After A Year Away, Brooks Conrad Joins the Padres

Brooks Conrad-Mandatory Credit: Kim Klement-USA TODAY Sports

Welcome home Brooks Conrad.

Those words have even more impact now for the newest member of the Padres after his baseball path took him to four US cities, one Japanese one and back again to his home town.

With his start at second base on Independence Day, Conrad cracked a big league line-up for the first time since July 28, 2012 when he made his final start and second to last appearance with the Tampa Bay Rays. An 0-for-3 that night moved his average to .134 over 48 games and ended up punching his ticket overseas.

When next Conrad laced up his cleats in a professional setting it was for the Hanshin Tigers. After hitting .175 over 24 games in Japan, the Monte Vista High product seemed to be a long shot to end up back in affiliated baseball, much less in the big leagues.

And yet, just fewer than 400 days after his final game in Japan, he stepped on to the field at Petco Park, completing, for the time being, yet another miracle come back for a Padre veteran this season.

There are certainly up sides to Conrad’s game.
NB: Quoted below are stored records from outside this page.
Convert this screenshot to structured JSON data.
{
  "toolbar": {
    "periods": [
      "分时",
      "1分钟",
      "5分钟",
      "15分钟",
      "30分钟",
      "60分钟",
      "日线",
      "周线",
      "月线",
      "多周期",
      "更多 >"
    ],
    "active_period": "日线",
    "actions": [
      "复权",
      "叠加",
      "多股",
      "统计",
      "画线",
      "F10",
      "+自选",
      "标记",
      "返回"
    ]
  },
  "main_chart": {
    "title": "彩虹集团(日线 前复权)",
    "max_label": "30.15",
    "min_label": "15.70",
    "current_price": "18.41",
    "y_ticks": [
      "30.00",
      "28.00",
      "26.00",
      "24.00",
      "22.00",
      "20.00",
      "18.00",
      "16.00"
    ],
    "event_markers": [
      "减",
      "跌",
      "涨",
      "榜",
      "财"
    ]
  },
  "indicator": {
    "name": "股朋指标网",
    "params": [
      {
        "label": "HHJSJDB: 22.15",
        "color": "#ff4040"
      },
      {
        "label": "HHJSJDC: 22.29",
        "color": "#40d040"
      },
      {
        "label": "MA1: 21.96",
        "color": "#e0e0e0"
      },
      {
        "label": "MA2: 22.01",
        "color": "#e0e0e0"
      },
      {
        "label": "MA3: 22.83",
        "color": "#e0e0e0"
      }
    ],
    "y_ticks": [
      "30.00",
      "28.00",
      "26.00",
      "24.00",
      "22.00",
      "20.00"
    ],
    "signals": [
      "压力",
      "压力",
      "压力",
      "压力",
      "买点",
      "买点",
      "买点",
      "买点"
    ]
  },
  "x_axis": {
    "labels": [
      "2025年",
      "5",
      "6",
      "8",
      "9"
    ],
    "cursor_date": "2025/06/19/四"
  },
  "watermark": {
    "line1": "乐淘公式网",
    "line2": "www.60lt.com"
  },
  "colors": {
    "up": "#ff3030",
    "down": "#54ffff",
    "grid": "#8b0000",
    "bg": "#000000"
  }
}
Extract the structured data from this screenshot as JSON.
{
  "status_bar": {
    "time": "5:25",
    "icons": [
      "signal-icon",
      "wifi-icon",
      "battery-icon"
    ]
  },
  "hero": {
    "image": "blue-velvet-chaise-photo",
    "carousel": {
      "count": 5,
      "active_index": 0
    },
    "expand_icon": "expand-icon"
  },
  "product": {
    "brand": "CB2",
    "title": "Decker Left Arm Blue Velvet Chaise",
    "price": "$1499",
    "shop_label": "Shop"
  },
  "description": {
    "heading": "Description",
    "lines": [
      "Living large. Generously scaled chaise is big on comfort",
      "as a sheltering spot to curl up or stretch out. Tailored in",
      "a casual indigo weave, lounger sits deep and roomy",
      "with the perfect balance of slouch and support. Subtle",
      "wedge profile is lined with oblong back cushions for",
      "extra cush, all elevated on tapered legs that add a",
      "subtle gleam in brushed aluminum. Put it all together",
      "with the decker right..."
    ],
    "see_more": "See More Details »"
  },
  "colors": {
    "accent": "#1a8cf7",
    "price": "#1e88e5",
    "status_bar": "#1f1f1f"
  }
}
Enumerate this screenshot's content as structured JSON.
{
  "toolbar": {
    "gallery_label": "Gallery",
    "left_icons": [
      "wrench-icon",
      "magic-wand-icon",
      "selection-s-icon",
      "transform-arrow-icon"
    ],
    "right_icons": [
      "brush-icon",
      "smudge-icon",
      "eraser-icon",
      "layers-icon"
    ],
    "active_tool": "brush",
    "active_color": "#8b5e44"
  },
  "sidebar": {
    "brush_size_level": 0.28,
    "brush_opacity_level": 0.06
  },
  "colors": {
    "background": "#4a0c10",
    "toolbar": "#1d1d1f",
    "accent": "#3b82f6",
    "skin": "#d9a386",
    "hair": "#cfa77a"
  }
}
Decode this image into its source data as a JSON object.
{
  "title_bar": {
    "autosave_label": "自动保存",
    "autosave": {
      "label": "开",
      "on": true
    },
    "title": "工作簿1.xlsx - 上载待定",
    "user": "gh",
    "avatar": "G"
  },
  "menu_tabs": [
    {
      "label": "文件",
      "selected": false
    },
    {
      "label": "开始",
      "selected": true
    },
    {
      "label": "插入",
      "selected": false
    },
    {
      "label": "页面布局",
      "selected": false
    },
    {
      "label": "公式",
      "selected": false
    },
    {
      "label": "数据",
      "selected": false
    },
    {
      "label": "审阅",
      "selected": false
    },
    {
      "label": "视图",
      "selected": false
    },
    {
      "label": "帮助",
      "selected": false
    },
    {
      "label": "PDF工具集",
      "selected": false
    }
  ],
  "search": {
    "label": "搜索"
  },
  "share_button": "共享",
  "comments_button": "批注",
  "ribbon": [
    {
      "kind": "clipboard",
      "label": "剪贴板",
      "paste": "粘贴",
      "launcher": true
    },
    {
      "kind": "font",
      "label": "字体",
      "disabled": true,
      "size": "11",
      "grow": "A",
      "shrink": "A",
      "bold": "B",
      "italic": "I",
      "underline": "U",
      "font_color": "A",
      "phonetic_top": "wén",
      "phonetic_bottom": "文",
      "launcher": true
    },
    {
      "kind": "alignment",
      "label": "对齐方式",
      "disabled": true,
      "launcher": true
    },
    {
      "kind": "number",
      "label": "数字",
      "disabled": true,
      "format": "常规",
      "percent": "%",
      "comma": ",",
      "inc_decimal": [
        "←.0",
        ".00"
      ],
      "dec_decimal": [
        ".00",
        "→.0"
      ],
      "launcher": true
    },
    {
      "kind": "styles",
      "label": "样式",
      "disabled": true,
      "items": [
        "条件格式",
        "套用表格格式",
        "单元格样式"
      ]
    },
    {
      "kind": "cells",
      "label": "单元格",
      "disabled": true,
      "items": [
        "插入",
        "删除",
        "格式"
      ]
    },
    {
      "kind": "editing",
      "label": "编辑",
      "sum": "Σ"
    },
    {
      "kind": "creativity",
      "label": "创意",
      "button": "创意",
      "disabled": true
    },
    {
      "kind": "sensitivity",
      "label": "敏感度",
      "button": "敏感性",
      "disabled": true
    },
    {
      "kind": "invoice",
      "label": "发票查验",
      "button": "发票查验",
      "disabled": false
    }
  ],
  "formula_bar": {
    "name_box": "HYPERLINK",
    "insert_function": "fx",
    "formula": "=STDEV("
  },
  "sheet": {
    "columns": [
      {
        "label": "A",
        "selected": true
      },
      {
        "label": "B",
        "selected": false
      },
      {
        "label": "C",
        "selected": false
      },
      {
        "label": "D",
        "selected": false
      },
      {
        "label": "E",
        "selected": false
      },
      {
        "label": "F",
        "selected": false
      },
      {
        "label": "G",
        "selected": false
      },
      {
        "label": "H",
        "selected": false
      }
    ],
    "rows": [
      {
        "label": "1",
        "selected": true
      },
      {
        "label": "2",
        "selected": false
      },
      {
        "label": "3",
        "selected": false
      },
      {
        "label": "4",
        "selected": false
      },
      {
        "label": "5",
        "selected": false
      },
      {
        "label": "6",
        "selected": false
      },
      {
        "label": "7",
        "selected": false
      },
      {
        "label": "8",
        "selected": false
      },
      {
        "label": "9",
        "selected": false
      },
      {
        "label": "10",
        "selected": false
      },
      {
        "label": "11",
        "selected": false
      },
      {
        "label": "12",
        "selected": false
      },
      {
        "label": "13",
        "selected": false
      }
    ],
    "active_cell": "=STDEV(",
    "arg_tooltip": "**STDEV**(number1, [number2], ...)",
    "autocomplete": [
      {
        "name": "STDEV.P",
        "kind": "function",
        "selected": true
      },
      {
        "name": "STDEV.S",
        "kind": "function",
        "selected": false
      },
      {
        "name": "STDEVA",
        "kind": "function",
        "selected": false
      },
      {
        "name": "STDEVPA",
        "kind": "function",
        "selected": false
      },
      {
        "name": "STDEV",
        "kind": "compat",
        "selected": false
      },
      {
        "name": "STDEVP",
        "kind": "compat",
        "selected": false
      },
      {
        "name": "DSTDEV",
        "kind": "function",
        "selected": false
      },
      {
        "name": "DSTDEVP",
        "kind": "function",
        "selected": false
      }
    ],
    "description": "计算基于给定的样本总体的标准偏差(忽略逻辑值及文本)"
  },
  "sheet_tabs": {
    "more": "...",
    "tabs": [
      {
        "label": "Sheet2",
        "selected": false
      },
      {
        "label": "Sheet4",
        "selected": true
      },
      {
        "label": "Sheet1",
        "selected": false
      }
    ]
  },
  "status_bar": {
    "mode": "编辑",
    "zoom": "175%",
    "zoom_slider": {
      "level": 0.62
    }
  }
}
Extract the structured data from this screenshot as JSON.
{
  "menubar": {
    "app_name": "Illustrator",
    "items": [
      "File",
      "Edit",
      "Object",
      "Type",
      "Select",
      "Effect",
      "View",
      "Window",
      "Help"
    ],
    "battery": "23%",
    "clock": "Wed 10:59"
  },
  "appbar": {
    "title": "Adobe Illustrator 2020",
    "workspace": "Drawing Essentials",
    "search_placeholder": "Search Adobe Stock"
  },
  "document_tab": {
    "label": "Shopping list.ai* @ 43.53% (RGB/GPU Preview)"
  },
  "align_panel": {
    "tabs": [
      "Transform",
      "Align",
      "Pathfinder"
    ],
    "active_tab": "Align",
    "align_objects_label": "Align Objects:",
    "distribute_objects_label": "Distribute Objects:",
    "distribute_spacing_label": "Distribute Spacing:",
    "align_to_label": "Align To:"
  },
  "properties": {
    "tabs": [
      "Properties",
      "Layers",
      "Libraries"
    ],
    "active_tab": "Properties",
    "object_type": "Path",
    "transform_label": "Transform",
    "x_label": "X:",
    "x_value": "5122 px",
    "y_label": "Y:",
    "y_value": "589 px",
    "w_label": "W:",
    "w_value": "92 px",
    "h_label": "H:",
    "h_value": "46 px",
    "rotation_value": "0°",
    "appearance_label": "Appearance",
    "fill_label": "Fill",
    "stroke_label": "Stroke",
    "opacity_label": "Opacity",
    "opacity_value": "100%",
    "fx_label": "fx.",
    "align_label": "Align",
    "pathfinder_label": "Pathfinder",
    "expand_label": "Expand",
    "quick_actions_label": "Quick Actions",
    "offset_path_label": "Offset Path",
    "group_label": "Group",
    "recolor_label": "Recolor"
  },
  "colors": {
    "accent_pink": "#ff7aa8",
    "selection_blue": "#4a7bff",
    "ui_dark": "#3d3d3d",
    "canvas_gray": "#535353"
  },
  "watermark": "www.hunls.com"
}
If that were not the case he would not have logged more than 280 games in the Major Leagues from 2008 to 2012, 103 of those contributing to an Atlanta Braves playoff team in 2010. Ironically, his glove more than his bat (which Manager Bud Black is looking forward to adding to the mix) may have proved his undoing and set him on the path that landed him outside the baseball establishment looking in for an entire year.

A .912 career fielder at the big league level at mostly third base and short stop, in a four game NLDS clash with the Giants in 2010, Conrad made four errors over the course of the series, including three in the third game, an eventual one run loss that may have turned the tide in the series. Conrad only started 12 more big league games for the Braves.

His .275 average with 18 home runs and 57 driven in so far at El Paso this season, combined with a career average .912 fielding percentage in 80 chances proved to be enough. Enough to push his high profile faux pas with the glove, his inconsistency as a big leaguer and his, shall we say, lack of youth out of the spotlight and shift the Brooks Conrad baseball odyssey to center stage.